Wednesday, November 19, 2003

Um, yay...

Massachusetts Court: State Wrong to Ban Gay Marriage

By Fred Barbash
Washington Post Staff Writer
Tuesday, November 18, 2003; 1:18 PM


Massachusetts' highest court today invalidated a state ban on same-sex marriages, ruling that the right to marry is "the right to marry the person of one's choice," regardless of gender.

It stopped short of immediately legalizing same-sex marriages, however, referring the issue to the Massachusetts legislature for action "appropriate" in light of the ruling.

By a 4-3 vote, the state's Supreme Judicial Court said Massachusetts was violating its state constitution by denying the "legal, financial and social benefits of marriage" to people of the same sex who wish to marry.

It rejected the state's chief argument in favor of the ban: that the purpose of marriage is "procreation." That, the court concluded, is largely a cover for "persistent prejudices" against homosexuals.

It then took the extraordinary step of redefining the common law definition of marriage in Massachusetts.

Marriage, under the law, is not merely a union between a man and a woman, the court said.

Rather, it is "the voluntary union of two persons as spouses, to the exclusion of all others."

It is a "civil right," Chief Justice Margaret H. Marshall wrote for the court, guaranteed by the state constitution's commitment to "the dignity and equality of all individuals."

Marshall left no doubt that the court expected conformance by the legislature. The "marriage ban," she wrote for the court, "works a deep and scarring hardship . . . for no rational reason."

The legislature, however, is free to amend the state constitution to overrule today's decision. There was some speculation today that a battle over a state constitutional amendment would be the next step in the Massachusetts controversy.

The ruling is similar to a 1999 Vermont Supreme Court decision, which led to its legislature's approval in 2000 of civil unions that give couples many same benefits of marriage.

The Massachusetts decision went further, however, by adhering to the concept of "marriage" alone. Marriages are recognizable across state lines. Civil unions are not.

Courts in Hawaii and Alaska have previously ruled that the states did not have a right to deny marriage to gay couples, but those decisions were overturned by the adoption of state constitutional amendments.

Gary Buseck, executive director of Gay & Lesbian Advocates & Defenders, said the seven couples who sued the state seeking the right to marry were "ecstatic" over the decision, which he called "a flat out victory," the Associated Press reported.

Massachusetts Gov. Mitt Romney, a Republican, criticized the court's decision and said he would support a state constitutional amendment.

Paul Martinek, editor of Lawyers Weekly USA, told the Associated Press that the ruling was "historic" even though it did not immediately legalize same-sex marriages.

"The court appeared to be on the verge of announcing that same sex couples have the right to same-sex marriage but they took a tiptoe back from the cliff and allowed the legislature to adopt something that is not marriage in name but in all other respects," Martinek said.

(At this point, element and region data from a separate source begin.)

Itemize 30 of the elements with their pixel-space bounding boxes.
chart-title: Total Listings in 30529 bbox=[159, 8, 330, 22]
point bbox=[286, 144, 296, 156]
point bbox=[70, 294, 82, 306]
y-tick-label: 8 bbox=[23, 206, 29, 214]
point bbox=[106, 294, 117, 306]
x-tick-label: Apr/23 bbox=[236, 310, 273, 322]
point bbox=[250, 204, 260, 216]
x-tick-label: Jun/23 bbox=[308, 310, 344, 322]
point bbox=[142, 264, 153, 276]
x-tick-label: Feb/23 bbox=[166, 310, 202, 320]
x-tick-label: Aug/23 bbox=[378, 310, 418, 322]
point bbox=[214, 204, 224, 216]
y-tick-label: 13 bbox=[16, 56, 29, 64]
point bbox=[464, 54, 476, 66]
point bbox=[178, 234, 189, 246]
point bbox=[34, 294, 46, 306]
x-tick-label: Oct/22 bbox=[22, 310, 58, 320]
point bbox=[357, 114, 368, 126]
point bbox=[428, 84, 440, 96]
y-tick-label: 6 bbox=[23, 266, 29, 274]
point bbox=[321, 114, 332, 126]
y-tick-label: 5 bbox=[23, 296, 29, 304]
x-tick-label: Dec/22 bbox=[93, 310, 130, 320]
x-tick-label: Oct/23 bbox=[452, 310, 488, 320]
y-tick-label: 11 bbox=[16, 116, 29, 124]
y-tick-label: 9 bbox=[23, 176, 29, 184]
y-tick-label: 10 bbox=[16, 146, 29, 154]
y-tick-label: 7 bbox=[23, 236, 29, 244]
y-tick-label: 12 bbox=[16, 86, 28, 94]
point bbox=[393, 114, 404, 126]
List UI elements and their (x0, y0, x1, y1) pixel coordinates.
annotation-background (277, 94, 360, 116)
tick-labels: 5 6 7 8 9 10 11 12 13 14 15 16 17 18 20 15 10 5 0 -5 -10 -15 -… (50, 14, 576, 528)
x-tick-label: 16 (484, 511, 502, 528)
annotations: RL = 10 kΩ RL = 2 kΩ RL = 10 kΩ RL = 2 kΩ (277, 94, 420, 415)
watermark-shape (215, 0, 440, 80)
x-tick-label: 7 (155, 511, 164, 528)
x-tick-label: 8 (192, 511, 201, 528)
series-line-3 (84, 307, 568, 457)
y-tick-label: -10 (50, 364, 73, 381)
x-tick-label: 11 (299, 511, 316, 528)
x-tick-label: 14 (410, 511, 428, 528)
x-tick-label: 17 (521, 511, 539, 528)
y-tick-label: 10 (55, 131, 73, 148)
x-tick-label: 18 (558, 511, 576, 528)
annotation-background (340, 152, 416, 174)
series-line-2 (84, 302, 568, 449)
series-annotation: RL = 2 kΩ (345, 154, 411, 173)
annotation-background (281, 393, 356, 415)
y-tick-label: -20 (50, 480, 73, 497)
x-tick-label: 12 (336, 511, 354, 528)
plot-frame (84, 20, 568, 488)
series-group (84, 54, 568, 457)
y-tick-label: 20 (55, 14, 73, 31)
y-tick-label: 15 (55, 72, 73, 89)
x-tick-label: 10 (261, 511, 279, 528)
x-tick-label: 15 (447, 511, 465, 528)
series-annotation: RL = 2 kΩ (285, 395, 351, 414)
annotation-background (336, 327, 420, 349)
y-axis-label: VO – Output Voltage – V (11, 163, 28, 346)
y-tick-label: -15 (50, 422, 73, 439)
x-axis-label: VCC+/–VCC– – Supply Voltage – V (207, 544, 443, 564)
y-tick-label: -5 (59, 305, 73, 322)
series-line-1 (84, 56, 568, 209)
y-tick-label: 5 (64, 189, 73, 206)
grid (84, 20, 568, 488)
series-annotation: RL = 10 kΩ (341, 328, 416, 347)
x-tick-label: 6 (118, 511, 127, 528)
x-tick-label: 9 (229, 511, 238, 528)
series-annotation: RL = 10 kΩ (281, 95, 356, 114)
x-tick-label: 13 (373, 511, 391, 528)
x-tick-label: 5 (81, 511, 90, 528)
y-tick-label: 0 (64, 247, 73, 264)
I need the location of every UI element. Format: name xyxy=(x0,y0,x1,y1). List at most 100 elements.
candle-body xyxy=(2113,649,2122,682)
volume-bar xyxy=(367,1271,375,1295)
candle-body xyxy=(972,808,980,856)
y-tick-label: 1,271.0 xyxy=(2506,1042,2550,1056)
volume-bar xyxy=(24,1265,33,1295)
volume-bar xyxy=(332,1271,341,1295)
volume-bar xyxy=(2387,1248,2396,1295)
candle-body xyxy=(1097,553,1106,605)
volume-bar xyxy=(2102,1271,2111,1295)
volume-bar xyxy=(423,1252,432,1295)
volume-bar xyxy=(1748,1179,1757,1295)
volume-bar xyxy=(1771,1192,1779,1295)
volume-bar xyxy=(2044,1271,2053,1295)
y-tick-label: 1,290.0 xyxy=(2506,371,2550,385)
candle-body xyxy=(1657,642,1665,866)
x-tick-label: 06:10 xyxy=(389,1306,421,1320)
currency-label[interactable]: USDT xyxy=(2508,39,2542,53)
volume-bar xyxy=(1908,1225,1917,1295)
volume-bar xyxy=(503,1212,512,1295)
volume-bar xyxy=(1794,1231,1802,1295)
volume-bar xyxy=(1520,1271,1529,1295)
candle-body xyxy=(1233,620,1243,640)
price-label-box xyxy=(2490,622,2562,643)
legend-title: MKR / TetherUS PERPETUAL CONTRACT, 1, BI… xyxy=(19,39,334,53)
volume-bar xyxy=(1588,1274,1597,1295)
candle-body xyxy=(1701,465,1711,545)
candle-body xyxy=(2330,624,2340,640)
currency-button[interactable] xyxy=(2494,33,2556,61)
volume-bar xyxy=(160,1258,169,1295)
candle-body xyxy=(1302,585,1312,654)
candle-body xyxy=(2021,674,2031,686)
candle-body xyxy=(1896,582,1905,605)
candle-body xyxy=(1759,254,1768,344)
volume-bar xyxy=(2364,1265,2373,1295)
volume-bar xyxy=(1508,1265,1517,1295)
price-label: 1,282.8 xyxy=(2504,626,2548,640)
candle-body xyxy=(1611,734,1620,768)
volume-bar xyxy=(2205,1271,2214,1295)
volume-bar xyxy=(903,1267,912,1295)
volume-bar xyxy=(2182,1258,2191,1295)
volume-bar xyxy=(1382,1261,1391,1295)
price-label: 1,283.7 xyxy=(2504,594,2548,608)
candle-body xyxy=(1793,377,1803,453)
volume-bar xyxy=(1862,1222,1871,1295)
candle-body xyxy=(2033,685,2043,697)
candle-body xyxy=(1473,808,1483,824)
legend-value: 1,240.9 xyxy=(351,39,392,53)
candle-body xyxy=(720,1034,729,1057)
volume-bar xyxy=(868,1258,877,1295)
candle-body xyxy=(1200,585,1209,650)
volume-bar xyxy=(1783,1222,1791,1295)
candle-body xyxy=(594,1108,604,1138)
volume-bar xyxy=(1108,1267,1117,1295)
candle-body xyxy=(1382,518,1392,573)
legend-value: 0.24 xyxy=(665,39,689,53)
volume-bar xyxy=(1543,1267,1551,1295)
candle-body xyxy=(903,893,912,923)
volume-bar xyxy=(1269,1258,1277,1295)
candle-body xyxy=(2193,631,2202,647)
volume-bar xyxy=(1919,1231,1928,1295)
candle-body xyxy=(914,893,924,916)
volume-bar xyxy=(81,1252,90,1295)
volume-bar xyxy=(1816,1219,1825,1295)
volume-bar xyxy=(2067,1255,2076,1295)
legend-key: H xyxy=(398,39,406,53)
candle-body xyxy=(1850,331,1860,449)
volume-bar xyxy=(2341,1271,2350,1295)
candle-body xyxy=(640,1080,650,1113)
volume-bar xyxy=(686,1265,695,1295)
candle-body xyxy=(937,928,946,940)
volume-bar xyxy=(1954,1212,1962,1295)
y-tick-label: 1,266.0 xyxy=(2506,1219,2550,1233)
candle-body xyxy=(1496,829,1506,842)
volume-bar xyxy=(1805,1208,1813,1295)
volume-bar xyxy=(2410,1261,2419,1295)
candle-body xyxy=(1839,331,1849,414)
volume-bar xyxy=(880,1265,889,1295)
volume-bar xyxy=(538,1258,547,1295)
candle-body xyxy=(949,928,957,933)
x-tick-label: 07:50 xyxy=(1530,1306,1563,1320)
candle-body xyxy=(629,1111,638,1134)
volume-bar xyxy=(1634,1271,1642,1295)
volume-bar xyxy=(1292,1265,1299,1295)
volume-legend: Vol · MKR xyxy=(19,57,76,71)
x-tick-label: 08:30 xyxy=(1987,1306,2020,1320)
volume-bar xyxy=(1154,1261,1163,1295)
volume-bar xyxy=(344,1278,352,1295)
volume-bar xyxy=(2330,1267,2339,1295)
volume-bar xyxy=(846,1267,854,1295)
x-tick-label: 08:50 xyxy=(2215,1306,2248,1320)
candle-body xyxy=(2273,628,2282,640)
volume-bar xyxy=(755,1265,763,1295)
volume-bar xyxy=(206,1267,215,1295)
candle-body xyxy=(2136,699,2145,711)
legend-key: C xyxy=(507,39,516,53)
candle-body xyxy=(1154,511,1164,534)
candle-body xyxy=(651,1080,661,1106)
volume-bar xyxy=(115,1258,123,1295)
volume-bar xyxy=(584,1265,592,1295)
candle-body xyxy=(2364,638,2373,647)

"This court is going one step further than Vermont. This court is saying marriage is required or the benefits of marriage are required. But they did put the ball back in the legislature's court," he said.

The Massachusetts court declined to order that marriage licenses be issued to the seven couples who brought the suit at issue today, choosing to let the legislature take action it considers "appropriate in light of this opinion."

Dissenting were Justices Francis X. Spina, Martha B. Sosman and Robert J. Cordy. They said the marriage laws were the province of the state legislature, not the court, which should not be substituting its judgment of that of popularly elected legislators.

All the couples who brought suit in April, 2001 had been together for long periods of time -- from 30 years to 7. The ranged in age from 60 to 35 and most had children. Included among the plaintiffs were an investment banker, an engineer, a business executive and a lawyer. All were denied marriage licenses.

The court said that "the benefits accessible only by way of a marriage license are enormous, touching nearly every aspect of life and death," including the ownership of property, the laws of inheritance, insurance coverage and especially, the "presumptions of legitimacy and parentage of children. . . . "

"Without the right to marry . . . one is excluded from the full range of human experience and denied full protection of the laws."

It rejected all of the state's stated rationales for such an exclusion, which included creating a "favorable setting for procreation" and "child-rearing." It concluded that the marriage restriction is really "rooted in persistent prejudices against persons who are (or who are believed to be) homosexual."

"It cannot be rational under our laws, and indeed it is not permitted, to penalize children by depriving them of State benefits because the State disapproves of their parents' sexual orientation."